Les sièges de chêne sculpté s’adoucissaient de coussins de velours incarnat
bien gonflés de duvet et ornés de franges de soie. De hauts candélabres de
bronze supportaient des chandelles de cire blanche et, devant la cheminée sans
feu, un brasero en cuivre empli de giroflées et de pivoines blanches apportait
une senteur exquise qui évoquait le jardin. Quant aux servantes, vêtues de
toile bleue fraîchement repassée, leurs coiffes et leurs devantiers bien nets
semblaient tout juste sortis d’une armoire.
Raffinement
suprême, la maison possédait une petite salle pour le bain abondamment garnie
de brocs, de cuvettes et d’un vaste baquet. Fiora s’y trempa avec délices dans
une eau à peine tiède et retrouva la douceur, perdue depuis des mois, des
merveilleux savons vénitiens.
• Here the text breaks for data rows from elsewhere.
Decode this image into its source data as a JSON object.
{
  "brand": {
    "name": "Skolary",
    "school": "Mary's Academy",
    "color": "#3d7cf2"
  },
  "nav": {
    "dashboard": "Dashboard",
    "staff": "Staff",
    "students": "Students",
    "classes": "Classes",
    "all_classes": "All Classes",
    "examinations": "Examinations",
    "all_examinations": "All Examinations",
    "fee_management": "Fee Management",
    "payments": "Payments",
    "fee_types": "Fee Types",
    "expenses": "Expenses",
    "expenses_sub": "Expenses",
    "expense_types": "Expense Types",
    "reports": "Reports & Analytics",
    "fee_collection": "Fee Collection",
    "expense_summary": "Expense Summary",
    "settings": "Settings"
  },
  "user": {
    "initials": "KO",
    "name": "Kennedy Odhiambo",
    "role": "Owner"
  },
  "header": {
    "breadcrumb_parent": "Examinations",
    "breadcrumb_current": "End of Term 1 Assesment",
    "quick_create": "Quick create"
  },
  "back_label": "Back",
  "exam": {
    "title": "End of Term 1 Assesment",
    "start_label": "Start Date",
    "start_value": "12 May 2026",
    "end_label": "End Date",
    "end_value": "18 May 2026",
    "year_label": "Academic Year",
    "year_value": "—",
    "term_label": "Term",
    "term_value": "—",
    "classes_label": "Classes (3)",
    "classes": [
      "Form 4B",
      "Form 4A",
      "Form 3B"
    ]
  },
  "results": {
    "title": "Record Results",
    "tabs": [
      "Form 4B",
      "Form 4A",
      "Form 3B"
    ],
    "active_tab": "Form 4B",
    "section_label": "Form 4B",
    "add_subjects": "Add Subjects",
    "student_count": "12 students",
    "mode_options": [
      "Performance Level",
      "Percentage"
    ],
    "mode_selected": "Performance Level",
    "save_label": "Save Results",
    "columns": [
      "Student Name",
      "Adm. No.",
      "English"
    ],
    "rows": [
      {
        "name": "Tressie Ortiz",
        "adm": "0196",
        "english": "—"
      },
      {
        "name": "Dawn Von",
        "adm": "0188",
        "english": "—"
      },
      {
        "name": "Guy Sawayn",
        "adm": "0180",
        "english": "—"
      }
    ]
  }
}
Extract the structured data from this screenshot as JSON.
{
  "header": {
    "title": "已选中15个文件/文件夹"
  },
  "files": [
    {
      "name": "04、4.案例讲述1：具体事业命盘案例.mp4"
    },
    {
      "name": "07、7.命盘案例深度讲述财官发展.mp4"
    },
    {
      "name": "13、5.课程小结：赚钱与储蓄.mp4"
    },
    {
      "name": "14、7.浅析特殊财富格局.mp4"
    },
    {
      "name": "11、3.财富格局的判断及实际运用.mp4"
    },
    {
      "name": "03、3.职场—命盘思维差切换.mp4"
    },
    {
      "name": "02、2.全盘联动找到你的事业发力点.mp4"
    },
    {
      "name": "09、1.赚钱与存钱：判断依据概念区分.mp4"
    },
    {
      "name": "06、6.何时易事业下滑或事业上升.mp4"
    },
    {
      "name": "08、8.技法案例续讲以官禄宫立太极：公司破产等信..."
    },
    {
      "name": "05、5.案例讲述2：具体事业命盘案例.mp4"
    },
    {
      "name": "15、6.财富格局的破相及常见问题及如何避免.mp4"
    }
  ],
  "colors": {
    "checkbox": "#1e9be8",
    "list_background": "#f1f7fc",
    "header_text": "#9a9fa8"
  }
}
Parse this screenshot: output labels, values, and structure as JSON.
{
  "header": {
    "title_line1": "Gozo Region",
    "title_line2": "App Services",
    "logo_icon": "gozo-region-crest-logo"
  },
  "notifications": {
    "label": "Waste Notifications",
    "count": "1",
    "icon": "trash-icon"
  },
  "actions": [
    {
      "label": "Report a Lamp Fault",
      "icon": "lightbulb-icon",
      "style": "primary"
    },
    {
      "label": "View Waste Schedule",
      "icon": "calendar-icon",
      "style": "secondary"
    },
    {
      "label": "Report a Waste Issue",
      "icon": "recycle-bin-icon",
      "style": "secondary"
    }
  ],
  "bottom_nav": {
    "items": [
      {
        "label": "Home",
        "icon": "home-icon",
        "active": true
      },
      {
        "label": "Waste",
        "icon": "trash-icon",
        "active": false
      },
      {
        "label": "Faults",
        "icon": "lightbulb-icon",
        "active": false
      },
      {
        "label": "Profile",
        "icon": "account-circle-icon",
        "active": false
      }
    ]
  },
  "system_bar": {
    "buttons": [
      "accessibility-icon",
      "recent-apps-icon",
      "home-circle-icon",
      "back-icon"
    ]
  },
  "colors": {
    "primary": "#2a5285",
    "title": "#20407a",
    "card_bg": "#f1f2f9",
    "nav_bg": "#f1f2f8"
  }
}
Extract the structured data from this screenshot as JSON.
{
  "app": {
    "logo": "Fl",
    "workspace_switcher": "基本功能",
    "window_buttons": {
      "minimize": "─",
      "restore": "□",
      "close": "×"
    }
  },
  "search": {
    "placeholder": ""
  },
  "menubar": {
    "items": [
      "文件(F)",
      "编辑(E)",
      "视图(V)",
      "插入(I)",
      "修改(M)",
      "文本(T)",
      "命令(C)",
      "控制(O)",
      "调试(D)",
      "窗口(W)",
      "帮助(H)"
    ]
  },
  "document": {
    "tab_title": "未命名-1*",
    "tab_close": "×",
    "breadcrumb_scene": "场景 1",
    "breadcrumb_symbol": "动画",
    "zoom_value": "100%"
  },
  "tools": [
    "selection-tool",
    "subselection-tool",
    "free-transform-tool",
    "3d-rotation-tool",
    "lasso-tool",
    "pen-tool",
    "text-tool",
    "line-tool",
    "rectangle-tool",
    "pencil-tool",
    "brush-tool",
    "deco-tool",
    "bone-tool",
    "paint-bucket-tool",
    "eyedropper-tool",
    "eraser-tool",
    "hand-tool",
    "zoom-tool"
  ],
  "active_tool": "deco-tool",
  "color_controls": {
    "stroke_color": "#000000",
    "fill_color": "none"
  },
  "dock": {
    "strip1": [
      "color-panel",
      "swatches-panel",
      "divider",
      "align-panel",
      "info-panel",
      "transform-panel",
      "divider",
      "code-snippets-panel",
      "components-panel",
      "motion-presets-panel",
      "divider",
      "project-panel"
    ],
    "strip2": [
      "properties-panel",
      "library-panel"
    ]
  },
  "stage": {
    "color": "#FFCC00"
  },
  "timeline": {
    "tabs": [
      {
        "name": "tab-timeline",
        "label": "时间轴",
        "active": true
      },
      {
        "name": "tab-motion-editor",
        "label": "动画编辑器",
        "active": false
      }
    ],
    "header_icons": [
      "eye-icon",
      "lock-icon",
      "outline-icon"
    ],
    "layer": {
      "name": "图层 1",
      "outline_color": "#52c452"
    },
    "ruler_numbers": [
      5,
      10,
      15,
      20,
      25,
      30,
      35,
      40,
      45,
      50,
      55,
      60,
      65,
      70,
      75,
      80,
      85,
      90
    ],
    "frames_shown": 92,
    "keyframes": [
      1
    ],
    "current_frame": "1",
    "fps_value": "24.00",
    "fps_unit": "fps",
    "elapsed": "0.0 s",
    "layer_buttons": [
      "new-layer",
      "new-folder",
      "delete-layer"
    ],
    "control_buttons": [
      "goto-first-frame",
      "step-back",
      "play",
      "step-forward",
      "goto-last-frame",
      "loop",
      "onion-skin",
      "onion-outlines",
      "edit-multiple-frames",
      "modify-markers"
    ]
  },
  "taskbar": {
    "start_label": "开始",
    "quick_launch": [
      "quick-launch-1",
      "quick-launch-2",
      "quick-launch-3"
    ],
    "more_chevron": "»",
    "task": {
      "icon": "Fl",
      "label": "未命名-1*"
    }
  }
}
Deux servantes lui prodiguèrent leurs soins avec
un enthousiasme évident mais qui diminua beaucoup quand, après Fiora, elles
eurent à s’occuper de Léonarde. Pendant ce temps, enveloppée dans un drap et
chaussée de socques légères, Fiora sortait dans le jardin sur lequel ouvrait l’étuve
pour rentrer dans la maison par la porte de derrière et remonter dans sa
chambre, quand elle se trouva nez à nez avec un jeune homme simplement vêtu de
ses chausses et d’un pot de basilic en fleur qu’il serrait tendrement sur sa
poitrine. La surprise que la vue inopinée de Fiora lui causa fut si forte qu’il
en lâcha son pot. Celui-ci s’écrasa sans que le jeune homme parût autrement s’en
soucier. Pétrifié sur place il semblait en extase mais réussit tout de même à
articuler :
– Par
tous les saints du paradis ! ... Vous êtes vraie ou pas ?
– Pourquoi
ne le serais-je pas ? dit Fiora amusée.